Evaluation of a High-Throughput Screening Method for the Detection of the Excipient-Mediated Precipitation Inhibition of Poorly Soluble Drugs

Abstract

The objective of the present study was to develop and evaluate a high-throughput (HT) precipitation inhibitor screening method that can be used for the identification of the excipient-mediated precipitation inhibition of poorly soluble drugs. The impact of incubation temperature, shaking intensity, phase separation, inter- and intraday variability, cosolvent, and plate selection on the HT screening method performance was investigated. Additionally, the pipetting quality of the automated workstation, the correlation with the classical laboratory approach, and the practical implementation of the developed HT screening method using two model compounds are disclosed.
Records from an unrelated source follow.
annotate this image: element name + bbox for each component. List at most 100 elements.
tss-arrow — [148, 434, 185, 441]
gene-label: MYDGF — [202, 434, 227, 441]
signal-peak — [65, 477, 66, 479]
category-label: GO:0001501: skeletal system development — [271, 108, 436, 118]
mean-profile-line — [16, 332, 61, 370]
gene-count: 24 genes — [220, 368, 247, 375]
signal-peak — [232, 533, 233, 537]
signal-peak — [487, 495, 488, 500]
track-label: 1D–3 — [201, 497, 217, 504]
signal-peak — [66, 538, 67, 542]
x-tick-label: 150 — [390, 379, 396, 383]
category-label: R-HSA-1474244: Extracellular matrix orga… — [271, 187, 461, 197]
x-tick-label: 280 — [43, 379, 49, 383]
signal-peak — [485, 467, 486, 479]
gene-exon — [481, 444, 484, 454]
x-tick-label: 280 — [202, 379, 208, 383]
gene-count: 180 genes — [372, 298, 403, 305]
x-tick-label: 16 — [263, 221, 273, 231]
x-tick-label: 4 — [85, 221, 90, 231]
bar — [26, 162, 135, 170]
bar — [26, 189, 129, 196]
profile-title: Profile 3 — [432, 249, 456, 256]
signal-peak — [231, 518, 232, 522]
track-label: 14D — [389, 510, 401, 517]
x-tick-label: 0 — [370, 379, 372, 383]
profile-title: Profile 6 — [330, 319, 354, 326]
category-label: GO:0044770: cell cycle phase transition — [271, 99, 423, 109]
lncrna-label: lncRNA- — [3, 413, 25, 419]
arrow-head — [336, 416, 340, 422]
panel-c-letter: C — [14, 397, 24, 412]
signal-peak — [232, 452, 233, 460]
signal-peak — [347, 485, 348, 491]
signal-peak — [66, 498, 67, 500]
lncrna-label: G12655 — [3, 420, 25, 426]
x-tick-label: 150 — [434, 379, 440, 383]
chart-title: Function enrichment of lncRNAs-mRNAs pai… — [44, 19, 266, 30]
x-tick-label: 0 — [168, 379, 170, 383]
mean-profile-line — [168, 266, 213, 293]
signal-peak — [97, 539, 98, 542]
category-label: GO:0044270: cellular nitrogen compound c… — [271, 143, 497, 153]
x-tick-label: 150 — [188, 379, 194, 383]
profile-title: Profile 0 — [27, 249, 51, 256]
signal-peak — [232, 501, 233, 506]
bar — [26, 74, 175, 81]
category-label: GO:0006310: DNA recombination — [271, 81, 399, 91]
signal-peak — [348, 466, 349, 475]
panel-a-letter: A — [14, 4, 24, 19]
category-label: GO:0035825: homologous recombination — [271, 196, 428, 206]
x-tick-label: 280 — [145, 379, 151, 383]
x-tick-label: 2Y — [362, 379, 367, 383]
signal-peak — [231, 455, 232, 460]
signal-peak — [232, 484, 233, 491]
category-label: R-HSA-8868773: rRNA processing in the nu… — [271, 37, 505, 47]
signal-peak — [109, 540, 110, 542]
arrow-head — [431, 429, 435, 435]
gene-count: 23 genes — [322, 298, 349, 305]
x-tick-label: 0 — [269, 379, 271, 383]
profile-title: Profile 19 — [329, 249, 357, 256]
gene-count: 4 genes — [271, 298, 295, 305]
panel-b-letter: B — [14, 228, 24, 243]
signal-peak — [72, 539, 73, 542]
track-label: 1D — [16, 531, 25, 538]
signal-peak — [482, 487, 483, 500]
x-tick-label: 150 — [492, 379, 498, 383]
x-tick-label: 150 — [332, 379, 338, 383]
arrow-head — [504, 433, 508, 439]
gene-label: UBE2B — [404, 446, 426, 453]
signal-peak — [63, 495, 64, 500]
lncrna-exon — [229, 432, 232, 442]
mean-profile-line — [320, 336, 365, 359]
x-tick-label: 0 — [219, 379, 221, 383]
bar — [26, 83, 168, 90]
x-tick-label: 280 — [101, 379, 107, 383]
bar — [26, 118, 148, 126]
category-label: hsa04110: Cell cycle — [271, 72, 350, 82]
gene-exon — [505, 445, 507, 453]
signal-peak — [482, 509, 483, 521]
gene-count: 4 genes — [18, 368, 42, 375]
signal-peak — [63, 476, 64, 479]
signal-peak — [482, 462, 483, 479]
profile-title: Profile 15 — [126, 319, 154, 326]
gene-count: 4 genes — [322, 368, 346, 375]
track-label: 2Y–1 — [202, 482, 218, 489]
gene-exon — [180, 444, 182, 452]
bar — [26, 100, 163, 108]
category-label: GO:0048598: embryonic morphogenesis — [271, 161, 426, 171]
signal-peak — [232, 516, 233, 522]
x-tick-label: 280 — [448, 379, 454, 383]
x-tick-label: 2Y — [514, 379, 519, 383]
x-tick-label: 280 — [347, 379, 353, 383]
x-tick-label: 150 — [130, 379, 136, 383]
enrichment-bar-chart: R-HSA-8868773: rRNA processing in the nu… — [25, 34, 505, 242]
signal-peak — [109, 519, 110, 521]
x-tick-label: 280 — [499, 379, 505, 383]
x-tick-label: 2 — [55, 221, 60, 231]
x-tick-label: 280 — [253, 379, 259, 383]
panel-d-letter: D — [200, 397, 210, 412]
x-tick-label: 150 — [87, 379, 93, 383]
Investigation of the HT method resulted in optimized experimental conditions, which showed low inter- and intraday variability (relative standard deviation [RSD]<5.88%). Higher shaking intensity (7 Hz) and incubation temperature (37°C) resulted in a lower likelihood of obtaining false-negative results. The acceptable dimethyl sulfoxide concentration in the precipitation inhibitor screening assay was set to ≤1% (v/v). All liquid dispensing steps resulted in an RSD of <3.4%, and an excellent correlation (R(2)=0.96, P<0.01) with the classical laboratory method was obtained. The practical implementation of the developed HT method was demonstrated by investigating the impact of 23 diverse excipients on the precipitation inhibition of two poorly soluble drugs (fenofibrate and carbamazepine). The screen resulted in the identification of hit excipients, which were not identical for fenofibrate and carbamazepine. This outcome emphasized that the HT screening approach is a reasonable starting point for searching for effective precipitation inhibitors, especially because the excipient-mediated precipitation inhibition effect is case specific and cannot be predicted in a straightforward manner.